One thing I think you will have to consider with a service like this, is the communication about it needs to be very clear (but concise!) to put people’s minds at ease over sharing login details, both from a security standpoint, and not breaking their bank’s T&Cs.
From the inception of this thread, I was a pretty hard “No” vote. This is something I really want to see but the security concerns push the desire aside. As things have gone on, however, I’m starting to teeter towards a “maybe” depending on how the security stuff pans out.
Apart from the fact that I still believe that the only one who is permitted to save passwords using any kind of reversible encryption ever is my password manger, the other problem with that is that you still need to share your password with someone. I have a fundamental problem with that. A password is used to authenticate for a given account, and for nothing else. Never share a password with someone else. It’s just that simple. (Although, even I make one exception to that rule for my wife, but there we go.) Also, never ask your users to share their password for x with them. It’s that simple. And I really think it is very irresponsible of any organisation to ask users to share their passwords. That is training them to fall for phishing.
Any org that asks users for their password gets immediately downgraded on my internal scale of trust. That includes Apple.
Incidentally, as I have outline elsewhere, Monzo doesn’t come across as being too good in security to me (2nd-last para), so that gives additional cause for concern.
I feel like legacy banks are good at making it feel secure because it’s nearly impossible for me to access my own accounts. I don’t think they’re nearly as secure as they seem.
Monzo has great usability and I’m not worried about their security at all. I protect my phone well because there is a lot of sensitive information on it, not limited to banking and I can still phone my bank to freeze cards etc.
I don’t believe this, not with RBS doing things like asking for specific characters of the password.
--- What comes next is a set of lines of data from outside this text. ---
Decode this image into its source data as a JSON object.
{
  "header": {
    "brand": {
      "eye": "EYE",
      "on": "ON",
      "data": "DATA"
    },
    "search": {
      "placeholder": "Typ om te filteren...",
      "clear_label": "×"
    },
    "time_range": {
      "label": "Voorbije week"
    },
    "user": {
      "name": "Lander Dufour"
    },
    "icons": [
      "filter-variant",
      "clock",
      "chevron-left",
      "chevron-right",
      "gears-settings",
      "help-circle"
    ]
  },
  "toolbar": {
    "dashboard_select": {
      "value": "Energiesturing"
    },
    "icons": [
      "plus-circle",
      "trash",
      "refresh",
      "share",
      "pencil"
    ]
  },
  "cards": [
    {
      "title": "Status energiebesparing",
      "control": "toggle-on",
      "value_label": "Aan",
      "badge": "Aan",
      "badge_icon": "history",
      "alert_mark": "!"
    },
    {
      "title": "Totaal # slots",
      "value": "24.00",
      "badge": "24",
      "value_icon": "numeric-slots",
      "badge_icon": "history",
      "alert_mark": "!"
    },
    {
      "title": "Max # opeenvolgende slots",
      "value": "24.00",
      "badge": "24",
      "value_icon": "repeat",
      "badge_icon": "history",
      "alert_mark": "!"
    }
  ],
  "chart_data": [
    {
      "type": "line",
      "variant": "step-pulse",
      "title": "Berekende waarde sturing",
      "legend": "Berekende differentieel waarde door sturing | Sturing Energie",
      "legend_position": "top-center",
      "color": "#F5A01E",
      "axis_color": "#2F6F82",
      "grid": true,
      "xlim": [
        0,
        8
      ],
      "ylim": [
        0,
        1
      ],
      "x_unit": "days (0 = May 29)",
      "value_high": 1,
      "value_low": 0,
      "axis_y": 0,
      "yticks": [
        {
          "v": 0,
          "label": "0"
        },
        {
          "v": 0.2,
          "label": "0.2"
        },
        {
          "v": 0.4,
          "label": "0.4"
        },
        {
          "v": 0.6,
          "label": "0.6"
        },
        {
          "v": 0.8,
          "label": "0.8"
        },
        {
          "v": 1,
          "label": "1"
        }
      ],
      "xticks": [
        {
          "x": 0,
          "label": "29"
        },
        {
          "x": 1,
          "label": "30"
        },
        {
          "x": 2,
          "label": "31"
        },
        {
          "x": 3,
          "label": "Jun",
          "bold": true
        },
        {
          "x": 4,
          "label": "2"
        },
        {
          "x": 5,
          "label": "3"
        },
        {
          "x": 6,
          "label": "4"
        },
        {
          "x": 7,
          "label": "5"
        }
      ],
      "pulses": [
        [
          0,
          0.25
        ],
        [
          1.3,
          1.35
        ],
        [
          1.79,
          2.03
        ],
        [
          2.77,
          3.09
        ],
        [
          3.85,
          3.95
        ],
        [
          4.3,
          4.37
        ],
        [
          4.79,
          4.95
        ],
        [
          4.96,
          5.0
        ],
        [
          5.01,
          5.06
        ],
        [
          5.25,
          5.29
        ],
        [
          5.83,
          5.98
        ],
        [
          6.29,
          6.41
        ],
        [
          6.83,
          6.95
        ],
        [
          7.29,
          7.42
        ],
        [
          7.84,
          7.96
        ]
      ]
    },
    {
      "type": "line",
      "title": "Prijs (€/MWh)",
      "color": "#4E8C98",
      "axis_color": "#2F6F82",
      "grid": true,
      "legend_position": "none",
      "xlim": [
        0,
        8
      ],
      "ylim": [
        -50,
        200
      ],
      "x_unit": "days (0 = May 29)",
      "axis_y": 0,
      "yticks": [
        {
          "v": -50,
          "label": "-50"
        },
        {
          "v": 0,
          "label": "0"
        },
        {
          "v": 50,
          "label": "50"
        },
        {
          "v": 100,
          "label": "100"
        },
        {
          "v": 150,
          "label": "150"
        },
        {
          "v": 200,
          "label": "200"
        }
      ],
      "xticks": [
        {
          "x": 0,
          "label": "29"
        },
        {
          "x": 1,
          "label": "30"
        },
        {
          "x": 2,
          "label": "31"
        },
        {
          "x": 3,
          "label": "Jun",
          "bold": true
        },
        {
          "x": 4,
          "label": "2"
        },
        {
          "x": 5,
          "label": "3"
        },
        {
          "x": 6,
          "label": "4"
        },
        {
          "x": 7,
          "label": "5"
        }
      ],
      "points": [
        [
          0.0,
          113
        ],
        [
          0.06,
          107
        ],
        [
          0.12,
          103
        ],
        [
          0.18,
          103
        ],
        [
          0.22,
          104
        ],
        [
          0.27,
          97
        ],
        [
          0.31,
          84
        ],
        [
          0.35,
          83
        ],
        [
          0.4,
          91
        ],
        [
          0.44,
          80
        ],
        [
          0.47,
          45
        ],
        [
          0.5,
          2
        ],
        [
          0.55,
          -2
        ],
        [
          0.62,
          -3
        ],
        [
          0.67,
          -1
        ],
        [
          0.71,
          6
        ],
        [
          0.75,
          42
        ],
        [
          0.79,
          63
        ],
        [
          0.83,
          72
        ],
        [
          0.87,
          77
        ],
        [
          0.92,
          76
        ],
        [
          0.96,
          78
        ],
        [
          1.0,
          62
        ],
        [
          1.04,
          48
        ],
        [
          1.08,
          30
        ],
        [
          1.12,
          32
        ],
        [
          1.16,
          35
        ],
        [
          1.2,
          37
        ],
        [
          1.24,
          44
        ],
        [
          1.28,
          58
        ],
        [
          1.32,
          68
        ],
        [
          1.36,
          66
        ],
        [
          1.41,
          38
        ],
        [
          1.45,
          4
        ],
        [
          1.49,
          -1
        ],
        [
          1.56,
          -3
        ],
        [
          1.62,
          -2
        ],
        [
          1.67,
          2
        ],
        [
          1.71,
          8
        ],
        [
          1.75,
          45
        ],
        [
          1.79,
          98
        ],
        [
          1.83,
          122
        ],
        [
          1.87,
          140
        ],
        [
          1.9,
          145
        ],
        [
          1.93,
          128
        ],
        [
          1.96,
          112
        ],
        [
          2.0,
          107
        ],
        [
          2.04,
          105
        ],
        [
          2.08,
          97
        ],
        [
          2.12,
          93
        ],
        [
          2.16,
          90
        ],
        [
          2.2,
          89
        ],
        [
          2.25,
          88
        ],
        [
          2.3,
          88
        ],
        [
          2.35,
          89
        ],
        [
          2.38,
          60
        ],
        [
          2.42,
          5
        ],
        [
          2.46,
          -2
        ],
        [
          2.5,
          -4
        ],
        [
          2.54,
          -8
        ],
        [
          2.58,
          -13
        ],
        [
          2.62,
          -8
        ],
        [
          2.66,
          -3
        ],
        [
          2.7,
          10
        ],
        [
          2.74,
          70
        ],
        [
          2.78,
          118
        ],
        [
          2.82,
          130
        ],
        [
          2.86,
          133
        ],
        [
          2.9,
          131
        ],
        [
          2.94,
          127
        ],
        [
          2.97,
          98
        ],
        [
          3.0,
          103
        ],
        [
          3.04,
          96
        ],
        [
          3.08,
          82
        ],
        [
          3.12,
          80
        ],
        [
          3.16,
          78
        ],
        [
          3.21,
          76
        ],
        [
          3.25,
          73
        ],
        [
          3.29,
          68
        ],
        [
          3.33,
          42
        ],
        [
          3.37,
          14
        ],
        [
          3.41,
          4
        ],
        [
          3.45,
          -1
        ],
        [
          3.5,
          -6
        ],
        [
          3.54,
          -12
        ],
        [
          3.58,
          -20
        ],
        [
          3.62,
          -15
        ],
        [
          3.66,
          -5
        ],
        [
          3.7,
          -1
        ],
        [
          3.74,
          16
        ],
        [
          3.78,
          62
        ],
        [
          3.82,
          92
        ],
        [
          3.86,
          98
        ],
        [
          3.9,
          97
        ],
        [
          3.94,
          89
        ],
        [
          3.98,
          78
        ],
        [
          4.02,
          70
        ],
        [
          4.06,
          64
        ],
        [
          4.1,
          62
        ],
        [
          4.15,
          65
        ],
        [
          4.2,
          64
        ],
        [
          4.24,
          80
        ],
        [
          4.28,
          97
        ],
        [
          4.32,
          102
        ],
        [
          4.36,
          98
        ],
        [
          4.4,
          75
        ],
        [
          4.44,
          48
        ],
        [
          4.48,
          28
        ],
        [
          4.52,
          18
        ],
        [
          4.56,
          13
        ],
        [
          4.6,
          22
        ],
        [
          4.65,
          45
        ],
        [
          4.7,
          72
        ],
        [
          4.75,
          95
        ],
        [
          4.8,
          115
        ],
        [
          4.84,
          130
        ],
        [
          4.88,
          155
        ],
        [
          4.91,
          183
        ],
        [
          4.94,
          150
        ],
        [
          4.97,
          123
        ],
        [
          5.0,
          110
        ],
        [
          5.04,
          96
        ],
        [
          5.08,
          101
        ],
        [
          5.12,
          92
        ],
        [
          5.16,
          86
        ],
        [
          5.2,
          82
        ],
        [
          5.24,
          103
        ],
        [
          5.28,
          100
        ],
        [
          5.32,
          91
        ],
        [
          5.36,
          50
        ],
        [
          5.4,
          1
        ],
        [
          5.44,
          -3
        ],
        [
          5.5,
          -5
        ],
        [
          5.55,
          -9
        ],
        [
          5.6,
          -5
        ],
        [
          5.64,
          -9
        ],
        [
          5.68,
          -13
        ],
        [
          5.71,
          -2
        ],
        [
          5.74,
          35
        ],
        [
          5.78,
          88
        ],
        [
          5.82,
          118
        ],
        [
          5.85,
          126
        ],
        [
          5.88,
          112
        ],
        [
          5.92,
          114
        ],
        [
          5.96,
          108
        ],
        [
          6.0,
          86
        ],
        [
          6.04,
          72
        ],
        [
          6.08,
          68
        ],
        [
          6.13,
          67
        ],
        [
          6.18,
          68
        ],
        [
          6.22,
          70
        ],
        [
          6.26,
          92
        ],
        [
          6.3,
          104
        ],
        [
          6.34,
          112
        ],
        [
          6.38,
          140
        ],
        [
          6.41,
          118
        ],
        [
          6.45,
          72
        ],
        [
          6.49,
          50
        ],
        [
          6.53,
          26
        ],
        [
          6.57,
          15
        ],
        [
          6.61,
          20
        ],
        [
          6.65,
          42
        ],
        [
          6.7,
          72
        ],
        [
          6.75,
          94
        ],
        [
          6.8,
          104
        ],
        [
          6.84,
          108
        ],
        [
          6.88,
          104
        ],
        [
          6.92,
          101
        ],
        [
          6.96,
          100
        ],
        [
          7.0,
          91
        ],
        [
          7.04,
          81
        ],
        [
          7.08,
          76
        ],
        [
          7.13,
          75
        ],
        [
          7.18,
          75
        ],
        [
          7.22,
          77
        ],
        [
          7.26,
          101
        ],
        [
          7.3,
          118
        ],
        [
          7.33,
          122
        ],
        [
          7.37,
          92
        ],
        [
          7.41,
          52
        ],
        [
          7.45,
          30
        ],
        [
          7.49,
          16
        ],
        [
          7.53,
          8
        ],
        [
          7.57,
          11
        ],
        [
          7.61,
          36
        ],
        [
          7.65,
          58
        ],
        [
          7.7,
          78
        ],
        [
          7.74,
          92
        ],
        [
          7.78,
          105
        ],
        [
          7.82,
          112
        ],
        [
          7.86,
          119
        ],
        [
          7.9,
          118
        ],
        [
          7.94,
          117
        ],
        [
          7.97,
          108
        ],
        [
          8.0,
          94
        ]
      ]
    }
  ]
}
I think we all agree they should do this (ideally a slow memory-intensive password focussed hashing function like BCrypt that’s resistant to specialised hardware) but I don’t have a lot of faith.
There is a way to handle this securely with reversible encryption and some complicated hashing functions: cryptography - How do some sites (e.g. online banks) only ask for specific characters from a password without storing it as plaintext? - Information Security Stack Exchange
Why? Slow and memory intensive does not make it secure? MD5 is fairly slow and it’s completely insecure.
It’s still less secure than a hash that can’t be reversed, even if there’s a HSM involved. You shouldn’t be encrypting passwords with a symmetric cipher, I don’t care how complex your set-up is. There’s just no reason for it and it’s additional risk.
And yes, BCrypt being memory intensive and slower does make it secure. MD5 is a poor example comparatively, BCrypt was designed to be difficult to create specialised hardware to brute force passwords with and has a configurable cost to enable you to keep up with Moore’s law. Scrypt is also a good example here because it deliberately uses exponential memory.
Take a read of http://www.sciencedirect.com/science/article/pii/S0167926005000581 for example and you’ll see how people have implemented other password hashing functions with an ASIC. If you read up on the history behind BCrypt and Scrypt you’ll see they were designed to make this difficult.